Once in retirement, each income payment will be funded from the most tax-efficient source (taxable, tax-deferred or Roth), factoring in required minimum distributions, along with your evolving lifestyle needs. Our Retirement Income service already advises you on how much you can safely take as income, and automates that cash flow, but this is only the beginning.
And what about behavior? To date, the nascent field of machine learning as applied to finance has largely been limited to detecting patterns in large datasets (e.g. fraud). In the not-so-distant future, algorithms will learn about you directly from your actions, goals, and circumstances. They’ll automatically customize your advice, dashboards, design and alerts to put the levers that matter most to you and your situation front and center. They’ll answer questions before you even ask them. The interface will be about your future, not the past.
I’m a huge fan of automating good financial decisions, so I can appreciate Stein’s sentiments here. These changes have the potential to make people’s financial lives much easier to deal with. Being able to aggregate your entire financial ecosystem in one place to be able to make more informed decisions would be a huge benefit to all.
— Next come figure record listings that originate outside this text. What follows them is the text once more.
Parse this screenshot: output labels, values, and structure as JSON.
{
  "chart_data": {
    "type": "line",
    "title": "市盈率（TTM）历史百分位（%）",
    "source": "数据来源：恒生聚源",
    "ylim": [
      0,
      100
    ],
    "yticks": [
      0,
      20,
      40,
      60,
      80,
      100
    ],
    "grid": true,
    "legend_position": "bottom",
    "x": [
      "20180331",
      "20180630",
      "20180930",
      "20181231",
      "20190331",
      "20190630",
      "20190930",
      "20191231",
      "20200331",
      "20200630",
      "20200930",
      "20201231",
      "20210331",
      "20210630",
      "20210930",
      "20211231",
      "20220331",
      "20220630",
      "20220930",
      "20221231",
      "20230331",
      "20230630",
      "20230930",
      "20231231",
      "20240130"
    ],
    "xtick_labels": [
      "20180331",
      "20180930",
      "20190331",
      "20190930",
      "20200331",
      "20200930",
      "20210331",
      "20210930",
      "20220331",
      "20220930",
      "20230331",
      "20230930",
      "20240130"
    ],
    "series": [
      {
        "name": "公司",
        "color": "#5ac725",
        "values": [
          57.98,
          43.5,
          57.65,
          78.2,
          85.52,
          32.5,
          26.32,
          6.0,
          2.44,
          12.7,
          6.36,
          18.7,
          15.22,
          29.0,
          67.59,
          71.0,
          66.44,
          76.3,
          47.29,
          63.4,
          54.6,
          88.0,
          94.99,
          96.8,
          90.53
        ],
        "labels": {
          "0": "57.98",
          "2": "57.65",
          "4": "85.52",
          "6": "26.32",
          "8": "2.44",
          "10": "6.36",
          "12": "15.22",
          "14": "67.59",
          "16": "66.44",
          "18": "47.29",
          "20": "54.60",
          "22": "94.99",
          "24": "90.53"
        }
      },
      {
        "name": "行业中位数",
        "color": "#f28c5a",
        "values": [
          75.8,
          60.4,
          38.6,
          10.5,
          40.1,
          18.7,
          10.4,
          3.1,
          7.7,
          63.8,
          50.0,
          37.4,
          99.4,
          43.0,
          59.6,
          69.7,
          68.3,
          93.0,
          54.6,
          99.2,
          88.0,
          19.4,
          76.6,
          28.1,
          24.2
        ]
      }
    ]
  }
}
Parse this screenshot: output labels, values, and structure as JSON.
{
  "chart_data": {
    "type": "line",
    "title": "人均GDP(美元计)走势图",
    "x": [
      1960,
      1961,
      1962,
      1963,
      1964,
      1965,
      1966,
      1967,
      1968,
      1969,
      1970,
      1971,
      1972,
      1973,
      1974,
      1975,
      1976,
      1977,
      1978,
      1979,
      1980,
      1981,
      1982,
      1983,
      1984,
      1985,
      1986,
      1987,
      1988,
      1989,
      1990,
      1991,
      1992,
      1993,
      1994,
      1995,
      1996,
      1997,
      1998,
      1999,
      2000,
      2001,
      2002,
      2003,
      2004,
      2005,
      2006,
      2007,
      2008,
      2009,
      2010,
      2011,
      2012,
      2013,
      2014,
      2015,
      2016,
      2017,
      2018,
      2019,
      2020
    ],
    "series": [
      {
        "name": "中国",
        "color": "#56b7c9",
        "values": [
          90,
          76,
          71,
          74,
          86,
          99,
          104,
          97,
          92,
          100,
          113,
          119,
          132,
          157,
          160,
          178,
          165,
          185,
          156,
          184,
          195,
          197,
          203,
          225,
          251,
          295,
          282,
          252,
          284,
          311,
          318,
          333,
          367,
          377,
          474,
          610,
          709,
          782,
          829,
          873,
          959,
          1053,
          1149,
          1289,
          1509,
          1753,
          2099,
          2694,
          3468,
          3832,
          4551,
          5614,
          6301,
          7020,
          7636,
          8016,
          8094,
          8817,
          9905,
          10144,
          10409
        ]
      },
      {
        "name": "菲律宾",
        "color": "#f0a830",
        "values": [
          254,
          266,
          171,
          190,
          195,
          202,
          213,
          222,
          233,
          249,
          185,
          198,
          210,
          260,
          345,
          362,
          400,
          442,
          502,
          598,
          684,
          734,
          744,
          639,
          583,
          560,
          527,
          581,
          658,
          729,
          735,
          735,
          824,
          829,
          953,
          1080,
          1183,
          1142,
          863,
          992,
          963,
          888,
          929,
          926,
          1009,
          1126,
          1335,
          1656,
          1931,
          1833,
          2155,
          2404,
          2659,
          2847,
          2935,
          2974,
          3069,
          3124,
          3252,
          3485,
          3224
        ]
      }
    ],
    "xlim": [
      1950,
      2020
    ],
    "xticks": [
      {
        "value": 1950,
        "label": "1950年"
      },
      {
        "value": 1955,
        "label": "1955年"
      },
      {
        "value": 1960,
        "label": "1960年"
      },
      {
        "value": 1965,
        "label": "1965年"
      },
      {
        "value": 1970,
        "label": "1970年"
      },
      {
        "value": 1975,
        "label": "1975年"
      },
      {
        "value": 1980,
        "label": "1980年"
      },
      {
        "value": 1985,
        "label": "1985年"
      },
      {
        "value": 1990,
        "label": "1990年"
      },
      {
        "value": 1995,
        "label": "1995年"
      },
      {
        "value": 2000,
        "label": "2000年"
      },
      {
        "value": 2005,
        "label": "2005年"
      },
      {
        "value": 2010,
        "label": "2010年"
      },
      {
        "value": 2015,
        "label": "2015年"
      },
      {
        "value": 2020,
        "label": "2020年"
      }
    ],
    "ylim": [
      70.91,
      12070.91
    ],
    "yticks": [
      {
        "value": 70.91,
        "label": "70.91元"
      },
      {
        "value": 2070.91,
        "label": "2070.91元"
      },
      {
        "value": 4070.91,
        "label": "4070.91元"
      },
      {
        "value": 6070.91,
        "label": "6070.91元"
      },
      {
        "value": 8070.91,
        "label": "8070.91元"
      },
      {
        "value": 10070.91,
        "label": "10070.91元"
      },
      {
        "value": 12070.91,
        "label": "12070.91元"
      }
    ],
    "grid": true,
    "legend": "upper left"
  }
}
But I’m skeptical that algorithms can ever fully take over our personal finances. Someone still has to input those upfront decisions into the algorithm for you when making suggestions or doling out advice. There can be unintended consequences when people utilize the wrong defaults too. Vanguard recently updated their How America Saves annual research report and I found this statistic interesting:
While automatic enrollment increases participation rates, it also leads to lower contribution rates when default deferral rates are set at low levels, such as 3% or lower.
Aggregate contribution rates have also declined slightly from 2007, again likely because of the impact of low default contribution rates for automatic enrollment.
Making people opt-out of a retirement plan instead of making them opt-in is a great idea because some people simply can’t or won’t force themselves to take that initial step to sign up. But in this case many employers have set the default saving rate so low that even with more participants in these 401(k) plans, people are savings a smaller percentage of their income than past averages.
There are simple and obvious fixes to this problem, including a higher default savings rate or automatic annual saving increases. But the point is that there are always going to be potential harmful side effects if the end user is too trusting of the automated decision-makers.
The biggest problem I see in the algorithm revolution is that financial decisions are emotional. A spreadsheet or calculator’s answer isn’t always going to be the one that an individual can or should follow. Many financial decisions don’t make sense on paper, but they do make sense for someone’s unique situation. It’s impossible to quantify peace of mind when determining whether or not to pay off your mortgage, save more for your child’s college fund or get rid of your student loan debt. I’m not so sure you can teach a computer program common sense.
Don’t get me wrong, I’m a huge fan of robo-advisors. They hit a hugely under-served segment of the market. I just think it’s possible to take the algorithm and automation craze a bit too far. And Stein even admits that these tools will be a huge help to financial advisors by making them more efficient when he said, “The same tools that empower an individual to build and maintain her own financial plan, will give a skilled professional the leverage to simultaneously service 100 complex clients instead of 10. Advisors flocking to our institutional platform recognize this immediately. Good advisors will flourish, and more clients will benefit.”
Most people approach their finances like the superficial search engine data aggregators in their focus — they’re paying attention to ad dollars (tactics) or social media (noise) while missing the big picture. Many still don’t consider how things works (developing a process) to be able to create their own intelligent financial system. Without the proper perspective and context around your decisions, advice from a machine doesn’t do much good.
I agree that it’s easier than ever to utilize technology to more efficiently and effectively run portfolios and manage your finances. But people need to remember that no matter how sophisticated our technology becomes it’s impossible to automate understanding. You can’t outsource everything.